|
|
|
|
|
by foruhar
907 days ago
|
|
The future of training seems to, at least partly, be in synthetic data. I can imagine systems where a “data synthesizer” LLM is trained on open data and probably some licensed data. The synthesizer then generates data “to spec” to train larger models. MOE type models will likely have different approaches in so far as something like a Mathematical expert likely gets a long way with training data from out of copyright works by Newton, Euler, et al. |
|
Synthetic data has many advantages - it is free of copyright issues, the downstream models can't possibly violate copyright if they never saw the copyrighted works to begin with.
It is also more diverse and we can ensure higher average quality and less bias.

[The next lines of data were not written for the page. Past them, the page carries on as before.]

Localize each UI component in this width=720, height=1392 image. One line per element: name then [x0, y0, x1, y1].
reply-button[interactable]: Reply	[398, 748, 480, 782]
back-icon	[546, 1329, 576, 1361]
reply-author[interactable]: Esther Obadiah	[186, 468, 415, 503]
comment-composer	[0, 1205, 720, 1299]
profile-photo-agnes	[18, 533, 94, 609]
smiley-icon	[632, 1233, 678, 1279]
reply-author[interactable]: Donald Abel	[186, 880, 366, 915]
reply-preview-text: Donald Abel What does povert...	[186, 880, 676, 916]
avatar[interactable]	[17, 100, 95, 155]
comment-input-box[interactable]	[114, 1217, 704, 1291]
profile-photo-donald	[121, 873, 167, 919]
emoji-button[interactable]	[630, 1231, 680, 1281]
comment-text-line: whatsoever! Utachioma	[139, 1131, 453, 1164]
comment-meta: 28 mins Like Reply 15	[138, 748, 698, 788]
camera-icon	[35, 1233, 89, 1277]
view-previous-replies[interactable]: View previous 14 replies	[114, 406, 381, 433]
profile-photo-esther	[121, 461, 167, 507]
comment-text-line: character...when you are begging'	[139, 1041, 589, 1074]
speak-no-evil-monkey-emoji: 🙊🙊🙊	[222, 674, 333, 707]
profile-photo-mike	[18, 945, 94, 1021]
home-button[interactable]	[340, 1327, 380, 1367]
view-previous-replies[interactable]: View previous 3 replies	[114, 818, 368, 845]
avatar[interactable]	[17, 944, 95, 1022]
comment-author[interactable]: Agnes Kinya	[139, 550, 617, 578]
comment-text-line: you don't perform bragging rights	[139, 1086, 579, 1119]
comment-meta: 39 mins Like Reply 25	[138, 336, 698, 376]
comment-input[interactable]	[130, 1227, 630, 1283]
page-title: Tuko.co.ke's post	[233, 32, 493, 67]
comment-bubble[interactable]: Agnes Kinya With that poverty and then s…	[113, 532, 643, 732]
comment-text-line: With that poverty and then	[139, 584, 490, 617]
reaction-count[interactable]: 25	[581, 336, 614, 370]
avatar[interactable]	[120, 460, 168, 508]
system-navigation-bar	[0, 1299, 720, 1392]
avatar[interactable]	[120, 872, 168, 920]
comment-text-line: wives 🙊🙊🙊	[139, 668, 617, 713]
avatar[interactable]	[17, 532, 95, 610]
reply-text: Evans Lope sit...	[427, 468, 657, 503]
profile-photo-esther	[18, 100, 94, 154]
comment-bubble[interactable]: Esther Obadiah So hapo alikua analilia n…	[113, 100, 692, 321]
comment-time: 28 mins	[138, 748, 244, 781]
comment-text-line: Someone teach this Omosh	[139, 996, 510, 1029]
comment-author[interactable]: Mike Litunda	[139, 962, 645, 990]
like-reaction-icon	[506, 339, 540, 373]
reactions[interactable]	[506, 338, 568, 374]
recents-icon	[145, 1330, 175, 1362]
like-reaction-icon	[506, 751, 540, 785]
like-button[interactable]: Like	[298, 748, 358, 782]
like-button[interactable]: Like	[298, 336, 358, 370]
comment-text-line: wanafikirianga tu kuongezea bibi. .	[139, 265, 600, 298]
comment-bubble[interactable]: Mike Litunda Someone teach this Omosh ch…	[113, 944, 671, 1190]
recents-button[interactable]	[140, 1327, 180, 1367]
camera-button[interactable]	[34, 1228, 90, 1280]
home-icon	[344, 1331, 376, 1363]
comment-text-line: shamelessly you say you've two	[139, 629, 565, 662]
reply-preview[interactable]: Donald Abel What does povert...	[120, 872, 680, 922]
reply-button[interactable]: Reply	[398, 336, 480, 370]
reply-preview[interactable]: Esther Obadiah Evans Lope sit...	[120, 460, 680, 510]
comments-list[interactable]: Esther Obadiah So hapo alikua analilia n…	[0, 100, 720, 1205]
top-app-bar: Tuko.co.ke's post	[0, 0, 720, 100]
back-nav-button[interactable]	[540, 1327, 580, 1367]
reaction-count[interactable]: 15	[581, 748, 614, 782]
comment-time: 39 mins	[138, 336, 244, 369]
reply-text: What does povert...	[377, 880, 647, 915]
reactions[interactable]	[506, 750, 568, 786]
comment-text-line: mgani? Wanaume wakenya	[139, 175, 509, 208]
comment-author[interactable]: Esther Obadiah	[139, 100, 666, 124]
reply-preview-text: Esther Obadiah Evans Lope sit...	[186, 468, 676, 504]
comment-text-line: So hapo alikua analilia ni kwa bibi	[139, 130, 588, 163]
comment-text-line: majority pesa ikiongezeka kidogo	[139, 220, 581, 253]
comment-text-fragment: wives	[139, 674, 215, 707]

It can also merge information across multiple sources. Sometimes we can filter using feedback from code execution, simulations, preference models or humans. If you can "execute" the LLM output and get a score, you're on to a self improving loop. LLMs can act as agents, collecting their own experiences and feedback.

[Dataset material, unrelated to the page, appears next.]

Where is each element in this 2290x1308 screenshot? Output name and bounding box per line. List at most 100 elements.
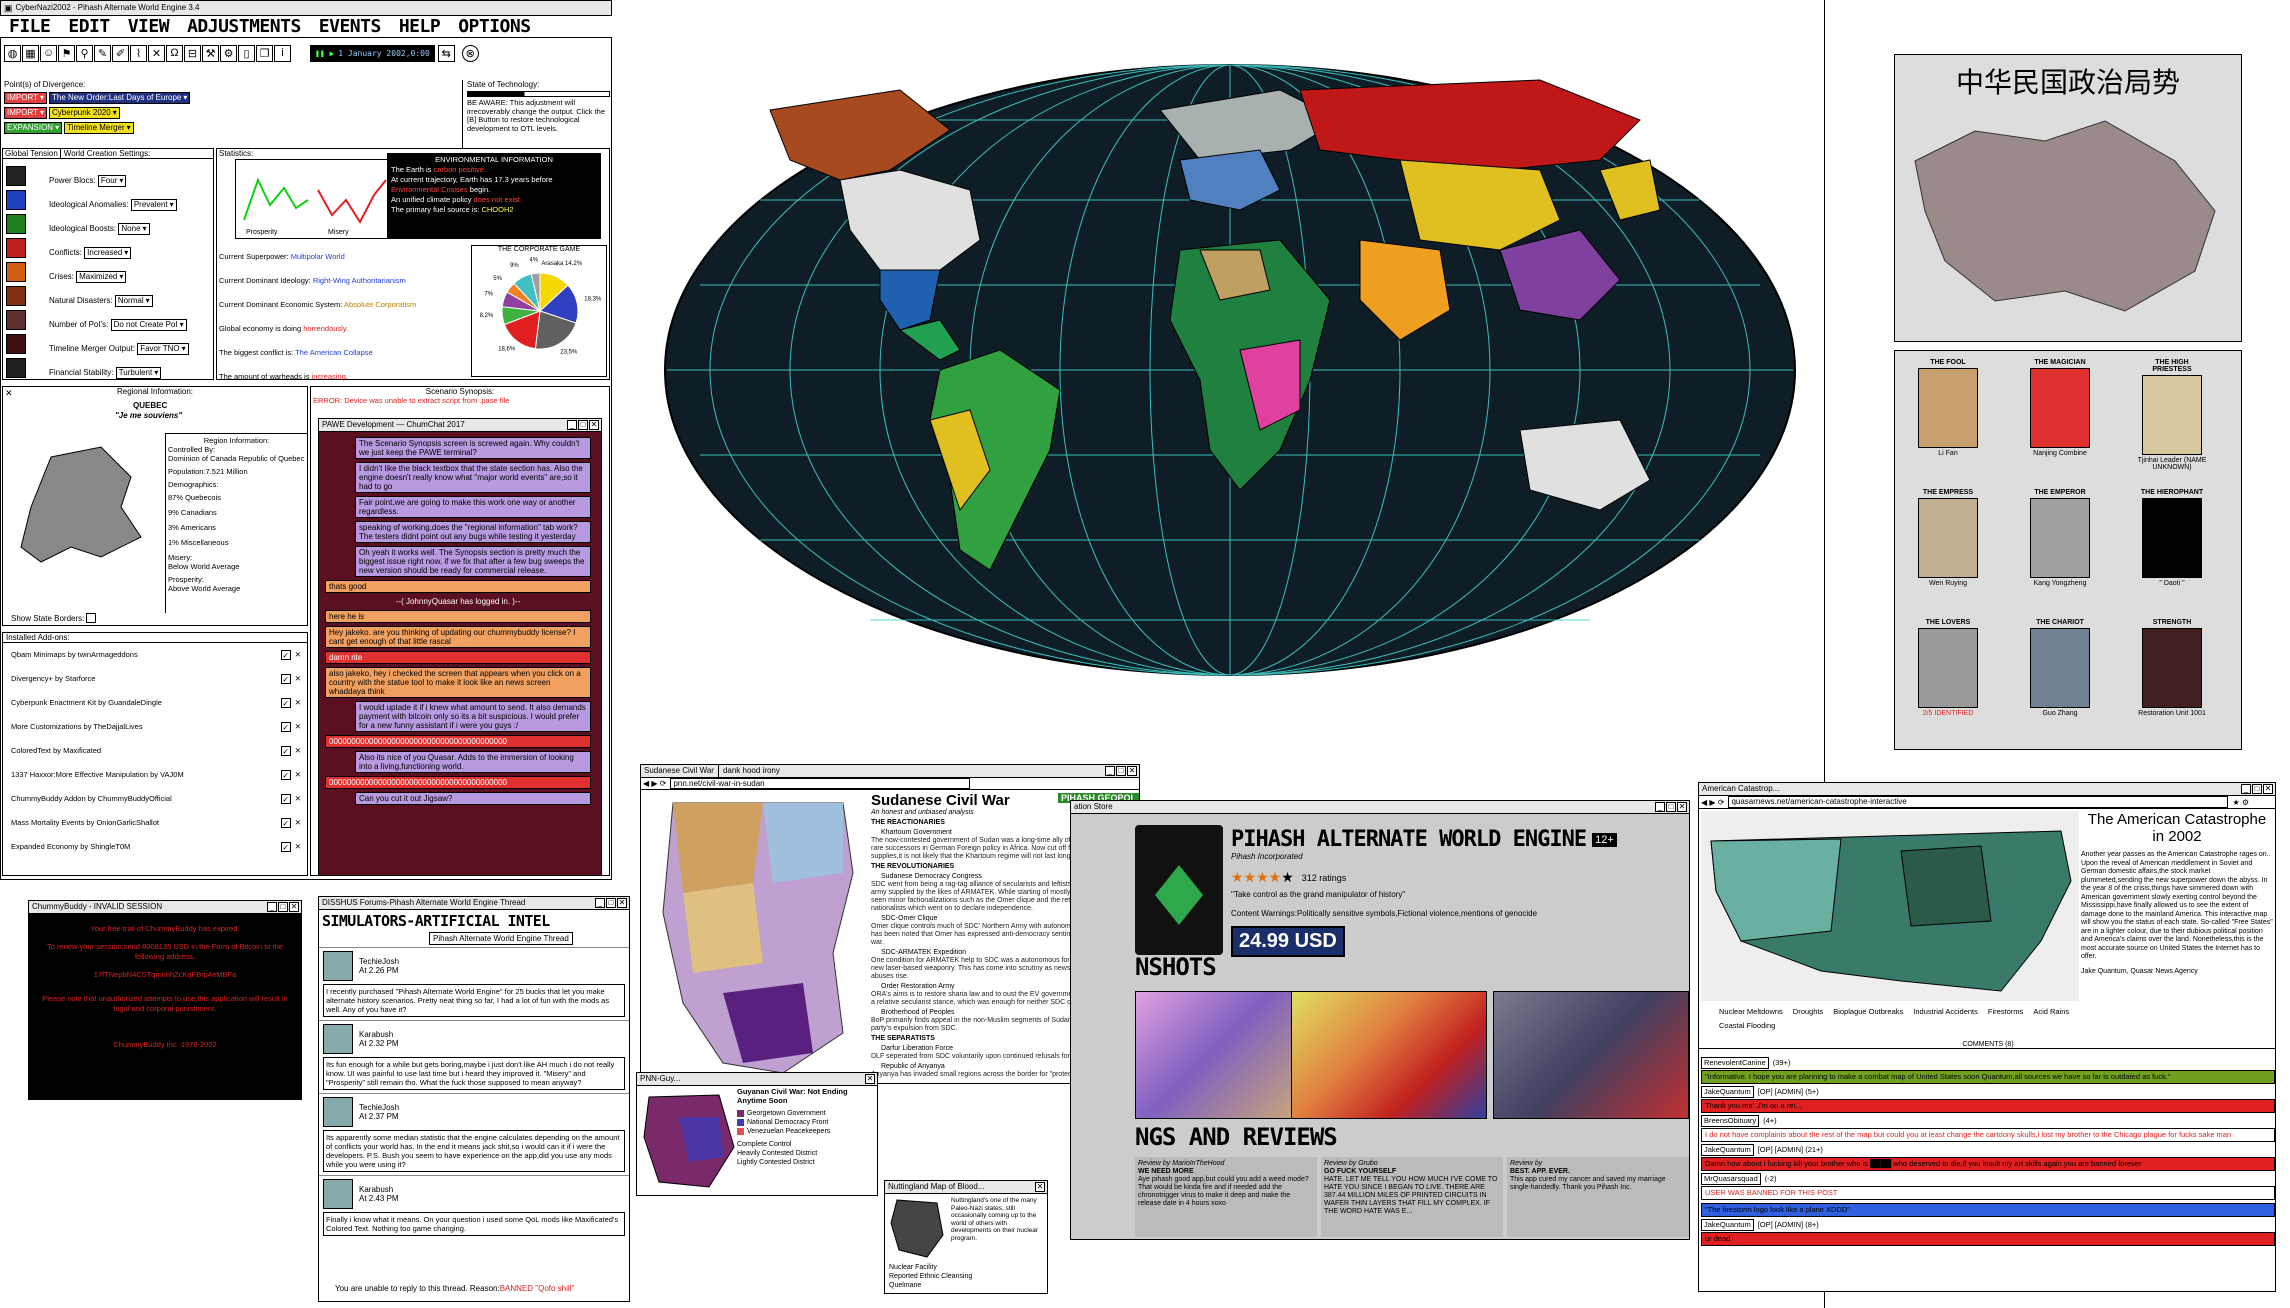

I think GPTs are a ploy by OpenAI to collect synthetic data with human-in-the-loop and tools, to improve their datasets. This would also be in-domain for users and for LLM errors. They would contain LLM errors and the feedback. Very good data, on-policy. My estimations for 100M users at 10K tokens per month per user is 1T synthetic tokens per month. In a year they double the size of the GPT-4 training set. And we're paying and working for it.
But fortunately 12 months after they release GPT-5 we will recover 90% of its abilities in open source models.